DPP KPPG.* (Foto: Istimewa)

News
Typography
  • Smaller Small Medium Big Bigger
  • Default Helvetica Segoe Georgia Times

LEBAK - Dewan Perwakilan Pusat (DPP) Kesatuan Perempuan Partai Golkar (KPPG) menyalurkan bantuan bagi korban banjir bandang di Kabupaten Lebak, Kamis (9/1).

Bantuan yang diberikan dalam kegiatan ini yakni berupa sembako, makanan bayi, popok, perlengkapan mandi, makanan siap saji yang diterima langsung para korban bencana banjir di posko pengungsian Pondok Pesantren Darul Mustofa, Cipanas, Kabupaten Lebak.
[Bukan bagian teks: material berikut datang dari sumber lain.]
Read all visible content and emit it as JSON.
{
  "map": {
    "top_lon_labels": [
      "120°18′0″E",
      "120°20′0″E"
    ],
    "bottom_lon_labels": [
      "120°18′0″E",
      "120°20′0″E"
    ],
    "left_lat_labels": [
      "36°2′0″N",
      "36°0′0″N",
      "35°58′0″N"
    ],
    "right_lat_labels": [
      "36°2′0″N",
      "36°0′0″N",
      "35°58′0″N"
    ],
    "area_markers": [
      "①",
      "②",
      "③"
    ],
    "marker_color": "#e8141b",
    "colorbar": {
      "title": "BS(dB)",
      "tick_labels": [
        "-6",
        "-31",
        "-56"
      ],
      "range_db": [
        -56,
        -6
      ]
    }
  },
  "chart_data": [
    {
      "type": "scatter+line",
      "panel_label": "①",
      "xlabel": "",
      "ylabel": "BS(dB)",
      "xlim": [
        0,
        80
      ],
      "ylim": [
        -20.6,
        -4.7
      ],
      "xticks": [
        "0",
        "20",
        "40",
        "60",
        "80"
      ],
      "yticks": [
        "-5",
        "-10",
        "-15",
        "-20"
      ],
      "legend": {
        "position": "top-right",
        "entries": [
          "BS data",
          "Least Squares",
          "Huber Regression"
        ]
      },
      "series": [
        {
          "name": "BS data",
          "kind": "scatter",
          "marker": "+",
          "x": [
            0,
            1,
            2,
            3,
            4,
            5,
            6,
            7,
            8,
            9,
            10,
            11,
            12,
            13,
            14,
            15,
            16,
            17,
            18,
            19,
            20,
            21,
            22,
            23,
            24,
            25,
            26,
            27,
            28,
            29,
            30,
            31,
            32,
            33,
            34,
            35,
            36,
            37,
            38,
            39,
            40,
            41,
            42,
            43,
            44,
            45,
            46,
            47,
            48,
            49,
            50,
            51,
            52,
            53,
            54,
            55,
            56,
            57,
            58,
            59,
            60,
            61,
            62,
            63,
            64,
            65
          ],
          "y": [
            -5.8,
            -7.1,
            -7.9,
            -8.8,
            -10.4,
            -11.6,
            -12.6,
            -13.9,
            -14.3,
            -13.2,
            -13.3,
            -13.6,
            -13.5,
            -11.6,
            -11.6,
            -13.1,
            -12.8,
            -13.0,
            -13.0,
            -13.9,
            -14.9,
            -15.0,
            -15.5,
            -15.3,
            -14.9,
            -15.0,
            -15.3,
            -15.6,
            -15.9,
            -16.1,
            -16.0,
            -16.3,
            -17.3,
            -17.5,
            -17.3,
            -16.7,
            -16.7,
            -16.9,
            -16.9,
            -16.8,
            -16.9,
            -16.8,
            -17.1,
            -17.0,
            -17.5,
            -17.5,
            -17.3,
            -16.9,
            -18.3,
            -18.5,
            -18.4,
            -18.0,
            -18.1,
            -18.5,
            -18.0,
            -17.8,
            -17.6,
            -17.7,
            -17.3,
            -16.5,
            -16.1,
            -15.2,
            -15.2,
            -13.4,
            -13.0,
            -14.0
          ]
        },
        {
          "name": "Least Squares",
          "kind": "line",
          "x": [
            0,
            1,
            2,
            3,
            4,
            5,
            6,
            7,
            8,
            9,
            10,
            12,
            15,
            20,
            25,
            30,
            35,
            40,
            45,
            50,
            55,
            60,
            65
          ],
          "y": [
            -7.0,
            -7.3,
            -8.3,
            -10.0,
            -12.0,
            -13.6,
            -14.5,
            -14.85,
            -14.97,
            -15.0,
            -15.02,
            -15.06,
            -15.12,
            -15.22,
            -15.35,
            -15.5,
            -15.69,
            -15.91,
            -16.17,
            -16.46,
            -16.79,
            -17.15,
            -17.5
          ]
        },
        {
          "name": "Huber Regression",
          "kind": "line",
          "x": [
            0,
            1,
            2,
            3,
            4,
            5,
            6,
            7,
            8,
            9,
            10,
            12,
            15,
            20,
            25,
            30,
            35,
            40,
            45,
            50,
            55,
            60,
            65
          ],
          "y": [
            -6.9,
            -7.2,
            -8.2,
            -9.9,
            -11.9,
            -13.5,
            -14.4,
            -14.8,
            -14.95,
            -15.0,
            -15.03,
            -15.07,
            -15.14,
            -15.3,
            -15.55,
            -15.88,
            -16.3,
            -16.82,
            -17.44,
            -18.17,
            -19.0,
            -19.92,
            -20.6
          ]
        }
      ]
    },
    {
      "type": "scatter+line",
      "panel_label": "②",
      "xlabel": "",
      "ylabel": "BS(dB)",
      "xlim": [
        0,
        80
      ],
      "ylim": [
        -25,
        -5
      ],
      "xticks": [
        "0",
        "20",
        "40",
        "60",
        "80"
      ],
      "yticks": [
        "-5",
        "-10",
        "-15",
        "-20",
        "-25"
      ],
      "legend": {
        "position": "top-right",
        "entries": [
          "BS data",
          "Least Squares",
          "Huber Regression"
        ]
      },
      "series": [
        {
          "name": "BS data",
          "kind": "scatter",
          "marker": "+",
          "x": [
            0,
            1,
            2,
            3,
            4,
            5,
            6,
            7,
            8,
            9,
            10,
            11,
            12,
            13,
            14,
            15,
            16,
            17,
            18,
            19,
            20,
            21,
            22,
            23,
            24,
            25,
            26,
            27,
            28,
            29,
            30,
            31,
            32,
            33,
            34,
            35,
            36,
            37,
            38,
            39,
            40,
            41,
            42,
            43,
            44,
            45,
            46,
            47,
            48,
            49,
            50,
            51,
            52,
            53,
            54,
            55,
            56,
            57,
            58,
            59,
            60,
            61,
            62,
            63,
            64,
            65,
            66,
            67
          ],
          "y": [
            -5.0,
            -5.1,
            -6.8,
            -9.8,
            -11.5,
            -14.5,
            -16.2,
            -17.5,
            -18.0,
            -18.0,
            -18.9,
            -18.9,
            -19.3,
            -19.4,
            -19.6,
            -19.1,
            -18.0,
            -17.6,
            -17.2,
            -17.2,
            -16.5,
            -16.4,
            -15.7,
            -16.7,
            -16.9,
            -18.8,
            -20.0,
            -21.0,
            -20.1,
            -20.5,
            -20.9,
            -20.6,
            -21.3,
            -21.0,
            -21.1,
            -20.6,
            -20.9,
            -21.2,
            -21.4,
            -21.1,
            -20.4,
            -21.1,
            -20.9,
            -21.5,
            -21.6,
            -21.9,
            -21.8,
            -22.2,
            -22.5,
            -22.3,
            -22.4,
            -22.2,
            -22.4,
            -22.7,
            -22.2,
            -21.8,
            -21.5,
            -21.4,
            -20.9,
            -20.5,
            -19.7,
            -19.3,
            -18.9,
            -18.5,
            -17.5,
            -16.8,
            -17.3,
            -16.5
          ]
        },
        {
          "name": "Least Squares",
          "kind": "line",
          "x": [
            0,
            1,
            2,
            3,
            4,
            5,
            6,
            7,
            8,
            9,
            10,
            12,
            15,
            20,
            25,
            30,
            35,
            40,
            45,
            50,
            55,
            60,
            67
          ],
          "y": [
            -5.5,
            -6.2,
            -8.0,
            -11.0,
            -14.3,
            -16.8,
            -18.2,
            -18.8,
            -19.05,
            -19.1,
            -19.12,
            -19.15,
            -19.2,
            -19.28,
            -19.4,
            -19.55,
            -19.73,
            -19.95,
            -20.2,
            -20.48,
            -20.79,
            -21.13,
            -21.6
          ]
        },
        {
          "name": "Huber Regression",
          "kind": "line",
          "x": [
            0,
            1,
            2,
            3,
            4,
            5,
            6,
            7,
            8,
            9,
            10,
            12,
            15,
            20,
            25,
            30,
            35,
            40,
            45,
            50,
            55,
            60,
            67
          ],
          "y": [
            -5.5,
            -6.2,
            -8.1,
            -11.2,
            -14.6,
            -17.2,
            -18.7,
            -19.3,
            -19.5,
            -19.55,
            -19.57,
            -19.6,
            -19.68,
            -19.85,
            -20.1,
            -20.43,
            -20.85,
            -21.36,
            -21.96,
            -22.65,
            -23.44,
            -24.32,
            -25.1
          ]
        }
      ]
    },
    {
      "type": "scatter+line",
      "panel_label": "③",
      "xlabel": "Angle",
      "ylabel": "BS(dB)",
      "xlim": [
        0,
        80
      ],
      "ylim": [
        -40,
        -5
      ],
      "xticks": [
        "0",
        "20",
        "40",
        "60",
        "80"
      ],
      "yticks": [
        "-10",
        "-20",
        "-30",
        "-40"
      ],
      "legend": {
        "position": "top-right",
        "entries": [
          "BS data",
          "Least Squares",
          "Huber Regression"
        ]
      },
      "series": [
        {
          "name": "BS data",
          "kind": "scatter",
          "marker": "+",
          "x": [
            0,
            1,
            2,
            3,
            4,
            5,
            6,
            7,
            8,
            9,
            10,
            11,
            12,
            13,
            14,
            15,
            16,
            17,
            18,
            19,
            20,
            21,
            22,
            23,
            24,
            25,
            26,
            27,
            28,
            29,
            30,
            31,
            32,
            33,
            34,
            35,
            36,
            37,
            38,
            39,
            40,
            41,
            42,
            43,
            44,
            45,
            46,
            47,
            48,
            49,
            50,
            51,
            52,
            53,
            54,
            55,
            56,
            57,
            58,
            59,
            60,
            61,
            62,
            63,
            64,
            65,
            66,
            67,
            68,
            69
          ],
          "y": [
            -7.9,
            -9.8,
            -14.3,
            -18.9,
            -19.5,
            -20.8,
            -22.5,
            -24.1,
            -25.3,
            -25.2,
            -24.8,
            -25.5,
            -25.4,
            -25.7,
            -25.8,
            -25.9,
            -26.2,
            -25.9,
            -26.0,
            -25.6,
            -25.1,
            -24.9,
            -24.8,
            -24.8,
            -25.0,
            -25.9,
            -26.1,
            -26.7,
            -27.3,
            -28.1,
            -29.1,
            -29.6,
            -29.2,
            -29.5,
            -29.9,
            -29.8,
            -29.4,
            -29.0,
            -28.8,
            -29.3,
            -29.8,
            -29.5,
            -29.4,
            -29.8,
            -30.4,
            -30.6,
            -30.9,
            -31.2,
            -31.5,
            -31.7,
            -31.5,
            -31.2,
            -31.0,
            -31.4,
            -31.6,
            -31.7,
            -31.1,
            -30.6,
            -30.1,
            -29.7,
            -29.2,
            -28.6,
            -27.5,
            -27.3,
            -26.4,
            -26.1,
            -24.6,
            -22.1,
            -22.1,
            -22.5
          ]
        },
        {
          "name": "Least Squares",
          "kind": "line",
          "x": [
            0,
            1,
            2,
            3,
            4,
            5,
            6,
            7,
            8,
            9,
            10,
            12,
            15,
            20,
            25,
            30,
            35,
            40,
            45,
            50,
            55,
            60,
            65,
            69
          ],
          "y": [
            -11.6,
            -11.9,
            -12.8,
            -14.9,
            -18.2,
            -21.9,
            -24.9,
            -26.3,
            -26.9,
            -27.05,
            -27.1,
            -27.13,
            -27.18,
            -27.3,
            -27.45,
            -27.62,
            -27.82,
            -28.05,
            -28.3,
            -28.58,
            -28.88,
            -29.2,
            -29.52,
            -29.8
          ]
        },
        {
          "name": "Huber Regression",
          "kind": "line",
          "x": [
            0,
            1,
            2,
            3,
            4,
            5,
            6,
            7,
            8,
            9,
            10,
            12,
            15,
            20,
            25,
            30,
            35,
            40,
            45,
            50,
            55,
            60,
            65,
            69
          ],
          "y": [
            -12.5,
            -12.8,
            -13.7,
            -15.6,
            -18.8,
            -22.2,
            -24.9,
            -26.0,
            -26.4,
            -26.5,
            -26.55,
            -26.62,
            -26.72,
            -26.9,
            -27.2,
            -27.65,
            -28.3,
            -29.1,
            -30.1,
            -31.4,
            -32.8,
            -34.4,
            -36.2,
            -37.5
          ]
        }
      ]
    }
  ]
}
Adde Rosi selaku perwakilan DPP KPPG mengatakan, pihaknya tentu sangat peduli terhadap korban banjir bandang yang menimpa para saudara kita yang ada di lima kecamatan Kabupaten Lebak.

“Ini kedatangkan kita disini untuk memberikan bantuan terhadap para korban banjir bandang, bahwa kami dari DPP KPPG juga peduli terhadap para saudara kita yang terkena musibah banjir bandang beberapa waktu lalu," kata Adde Rosi, yang kini menjadi Anggota DPR RI Fraksi Partai Golkar Dapil Banten I (Kabupaten Lebak- Pandeglang).

Adde Rosi juga menuturkan kegiatan ini merupakan agenda rutin yang dilakukan DPP KPPG guna membantu masyarakat yang terkena bencana. Dirinya juga berharap kedepan tidak ada lagi yang terkena bencana banjir.

"Semoga tidak ada lagi banjir bandang, atau musibah benca alam kedepannya," katanya.

Adde Rosi juga mengatakan hadirnya DPP KPPG memang fokus membantu sesama saudara kita yang terkena musibah.

“Ini memang kita sudah programkan karena kami hadir untuk berguna bagi masyarakat, insya Allah kami kedepan selalu saling bergandeng untuk saling membantu saudara kita yang terkena musibah,” katanya.

Sementara itu, salah seorang korban bencana banjir, Yati yang mengungsi di posko Pondok Pesantren Darul Mustofa, Cipanas, Kabupaten Lebak mengatakan, jika dirinya sangat berterima kasih atas bantuan dan kepedulian KPPG dan IIPG atas bantuan yang disalurkan lansung.

"Terima kasih kepada ibu-ibu yang sudah memberikan bantuan, semoga Allah Swt yang membalas kebaikan ibu-ibu semuanya," katanya.

Ketua RT 08/ RW 03, Abas (42) yang warganya banyak menjadi korban banjir mengungkapkan, untuk di wilayahnya korban banjir sebanyak 50 kepala Keluarga.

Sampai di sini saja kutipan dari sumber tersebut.